El ritmo de vida que se lleva en la rutina hace que con frecuencia robemos tiempo a cuestiones como la alimentación. A menudo desayunamos algo rápido de camino al trabajo o comemos a toda velocidad para ganar un rato que nos permita ser más productivos o sentir que mejoramos la conciliación de nuestra vida laboral y personal.
Pero esa mala rutina, según informa el diario The Conversation, puede llevar a posibles consecuencias como por ejemplo exceso de gases. La deglución excesiva de aire durante y entre las comidas se denomina aerofagia. Puede provocar desde una leve incomodidad y sensación de pesadez e hinchazón hasta dolor y distensión abdominal (un aumento objetivo y visible del diámetro abdominal tras la ingesta de alimentos).
El contenido normal de gas en el tubo digestivo cuando estamos en ayunas es de aproximadamente 200 mililitros. Si esta cantidad aumenta de forma importante, los mecanismos fisiológicos para su expulsión pueden volverse muy molestos. Ese volumen depende del equilibrio entre la ingesta y la producción de gas y su eliminación, en forma de eructos, flatulencias o a través de su consumo por la microbiota intestinal.
Uno de los principales factores de aumento tanto de la ingesta de aire como de la producción de gas es comer rápido, aunque también pueden contribuir el consumo de chicles, el tabaquismo o las alteraciones de la citada microbiota.
Otra de las consecuencias es sobreesfuerzo digestivo. Al comer deprisa, el tiempo de masticación disminuye y los alimentos llegan al estómago prácticamente entero, lo que hace necesaria una mayor producción de jugos gástricos para poder digerirlos de forma adecuada. Esto, que exige además un mayor esfuerzo metabólico, causa la molesta sensación de pesadez e indigestión que acompaña a las comidas exprés.
Otro aspecto que puede verse influido si no masticamos lo suficiente –y no permitimos, por tanto, la acción de las enzimas orales– es la absorción de alimentos en el intestino delgado. Entonces, y a pesar de los esfuerzos del estómago por compensar este déficit, la comida puede alcanzar el intestino sin estar lo suficientemente digerida.

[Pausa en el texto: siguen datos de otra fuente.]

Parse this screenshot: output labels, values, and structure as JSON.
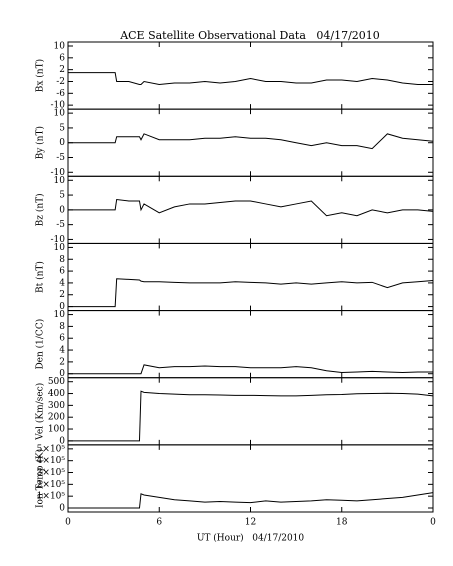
{
  "chart_data": [
    {
      "type": "line",
      "title": "ACE Satellite Observational Data   04/17/2010",
      "ylabel": "Bx (nT)",
      "ylim": [
        -10,
        10
      ],
      "yticks": [
        -10,
        -6,
        -2,
        2,
        6,
        10
      ],
      "series": [
        {
          "color": "#000000",
          "x": [
            0,
            1,
            2,
            3,
            3.1,
            3.2,
            4,
            4.7,
            4.8,
            5,
            6,
            7,
            8,
            9,
            10,
            11,
            12,
            13,
            14,
            15,
            16,
            17,
            18,
            19,
            20,
            21,
            22,
            23,
            24
          ],
          "values": [
            1,
            1,
            1,
            1,
            1,
            -2,
            -2,
            -3,
            -3,
            -2,
            -3,
            -2.5,
            -2.5,
            -2,
            -2.5,
            -2,
            -1,
            -2,
            -2,
            -2.5,
            -2.5,
            -1.5,
            -1.5,
            -2,
            -1,
            -1.5,
            -2.5,
            -3,
            -3
          ]
        }
      ]
    },
    {
      "type": "line",
      "ylabel": "By (nT)",
      "ylim": [
        -10,
        10
      ],
      "yticks": [
        -10,
        -5,
        0,
        5,
        10
      ],
      "series": [
        {
          "color": "#000000",
          "x": [
            0,
            1,
            2,
            3,
            3.1,
            3.2,
            4,
            4.7,
            4.8,
            5,
            6,
            7,
            8,
            9,
            10,
            11,
            12,
            13,
            14,
            15,
            16,
            17,
            18,
            19,
            20,
            21,
            22,
            23,
            24
          ],
          "values": [
            0,
            0,
            0,
            0,
            0,
            2,
            2,
            2,
            1,
            3,
            1,
            1,
            1,
            1.5,
            1.5,
            2,
            1.5,
            1.5,
            1,
            0,
            -1,
            0,
            -1,
            -1,
            -2,
            3,
            1.5,
            1,
            0.5
          ]
        }
      ]
    },
    {
      "type": "line",
      "ylabel": "Bz (nT)",
      "ylim": [
        -10,
        10
      ],
      "yticks": [
        -10,
        -5,
        0,
        5,
        10
      ],
      "series": [
        {
          "color": "#000000",
          "x": [
            0,
            1,
            2,
            3,
            3.1,
            3.2,
            4,
            4.7,
            4.8,
            5,
            6,
            7,
            8,
            9,
            10,
            11,
            12,
            13,
            14,
            15,
            16,
            17,
            18,
            19,
            20,
            21,
            22,
            23,
            24
          ],
          "values": [
            0,
            0,
            0,
            0,
            0,
            3.5,
            3,
            3,
            0,
            2,
            -1,
            1,
            2,
            2,
            2.5,
            3,
            3,
            2,
            1,
            2,
            3,
            -2,
            -1,
            -2,
            0,
            -1,
            0,
            0,
            -0.5
          ]
        }
      ]
    },
    {
      "type": "line",
      "ylabel": "Bt (nT)",
      "ylim": [
        0,
        10
      ],
      "yticks": [
        0,
        2,
        4,
        6,
        8,
        10
      ],
      "series": [
        {
          "color": "#000000",
          "x": [
            0,
            1,
            2,
            3,
            3.1,
            3.2,
            4,
            4.7,
            4.8,
            5,
            6,
            7,
            8,
            9,
            10,
            11,
            12,
            13,
            14,
            15,
            16,
            17,
            18,
            19,
            20,
            21,
            22,
            23,
            24
          ],
          "values": [
            0,
            0,
            0,
            0,
            0,
            4.7,
            4.6,
            4.5,
            4.3,
            4.2,
            4.2,
            4.1,
            4.0,
            4.0,
            4.0,
            4.2,
            4.1,
            4.0,
            3.8,
            4.0,
            3.8,
            4.0,
            4.2,
            4.0,
            4.1,
            3.2,
            4.0,
            4.2,
            4.4
          ]
        }
      ]
    },
    {
      "type": "line",
      "ylabel": "Den (1/CC)",
      "ylim": [
        0,
        10
      ],
      "yticks": [
        0,
        2,
        4,
        6,
        8,
        10
      ],
      "series": [
        {
          "color": "#000000",
          "x": [
            0,
            1,
            2,
            3,
            3.1,
            3.2,
            4,
            4.7,
            4.8,
            5,
            6,
            7,
            8,
            9,
            10,
            11,
            12,
            13,
            14,
            15,
            16,
            17,
            18,
            19,
            20,
            21,
            22,
            23,
            24
          ],
          "values": [
            0,
            0,
            0,
            0,
            0,
            0,
            0,
            0,
            0,
            1.5,
            1.0,
            1.2,
            1.2,
            1.3,
            1.2,
            1.2,
            1.0,
            1.0,
            1.0,
            1.2,
            1.0,
            0.5,
            0.2,
            0.3,
            0.4,
            0.3,
            0.2,
            0.3,
            0.3
          ]
        }
      ]
    },
    {
      "type": "line",
      "ylabel": "Vel (Km/sec)",
      "ylim": [
        0,
        500
      ],
      "yticks": [
        0,
        100,
        200,
        300,
        400,
        500
      ],
      "series": [
        {
          "color": "#000000",
          "x": [
            0,
            1,
            2,
            3,
            3.1,
            3.2,
            4,
            4.7,
            4.8,
            5,
            6,
            7,
            8,
            9,
            10,
            11,
            12,
            13,
            14,
            15,
            16,
            17,
            18,
            19,
            20,
            21,
            22,
            23,
            24
          ],
          "values": [
            0,
            0,
            0,
            0,
            0,
            0,
            0,
            0,
            420,
            410,
            400,
            395,
            390,
            390,
            388,
            385,
            385,
            382,
            380,
            380,
            385,
            390,
            392,
            398,
            400,
            402,
            400,
            395,
            380
          ]
        }
      ]
    },
    {
      "type": "line",
      "ylabel": "Ion Temp (K)",
      "ylim": [
        0,
        500000
      ],
      "yticks": [
        0,
        {
          "value": 100000,
          "label": "1×10⁵"
        },
        {
          "value": 200000,
          "label": "2×10⁵"
        },
        {
          "value": 300000,
          "label": "3×10⁵"
        },
        {
          "value": 400000,
          "label": "4×10⁵"
        },
        {
          "value": 500000,
          "label": "5×10⁵"
        }
      ],
      "xlabel": "UT (Hour)   04/17/2010",
      "xlim": [
        0,
        24
      ],
      "xticks": [
        0,
        6,
        12,
        18,
        {
          "value": 24,
          "label": "0"
        }
      ],
      "series": [
        {
          "color": "#000000",
          "x": [
            0,
            1,
            2,
            3,
            3.1,
            3.2,
            4,
            4.7,
            4.8,
            5,
            6,
            7,
            8,
            9,
            10,
            11,
            12,
            13,
            14,
            15,
            16,
            17,
            18,
            19,
            20,
            21,
            22,
            23,
            24
          ],
          "values": [
            0,
            0,
            0,
            0,
            0,
            0,
            0,
            0,
            120000,
            110000,
            90000,
            70000,
            60000,
            50000,
            55000,
            50000,
            45000,
            60000,
            50000,
            55000,
            60000,
            70000,
            65000,
            60000,
            70000,
            80000,
            90000,
            110000,
            130000
          ]
        }
      ]
    }
  ]
}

La señal de parar no existe. Si nos centramos ahora en las mencionadas sensaciones de hambre y saciedad, tendremos que hacer referencia al eje intestino cerebro, ya que este último órgano es el responsable de enviar las señales que orquestan el proceso de digestión, por un lado, y la necesidad de buscar alimento o ayunar, por el otro.
Dos hormonas, la leptina y la grelina, regulan respectivamente la saciedad y el hambre. Una vez que vemos, olemos y comenzamos a ingerir un alimento, la primera tarda entre 20 y 30 minutos en activarse. Cuando comemos muy rápido, ingerimos cantidades que superan nuestras necesidades energéticas reales, dado que la leptina no tiene tiempo de avisarnos de que ya estamos saciados.
Si aún no ve la balanza tiempo-salud claramente inclinada, varios estudios muestran relación entre la velocidad a la que comemos y los factores de riesgo cardiovascular, los niveles elevados de triglicéridos y el incremento de posibilidades de padecer síndrome metabólico (que aumentan hasta en un 59 %) o desarrollar sobrepeso y obesidad, especialmente en población diabética.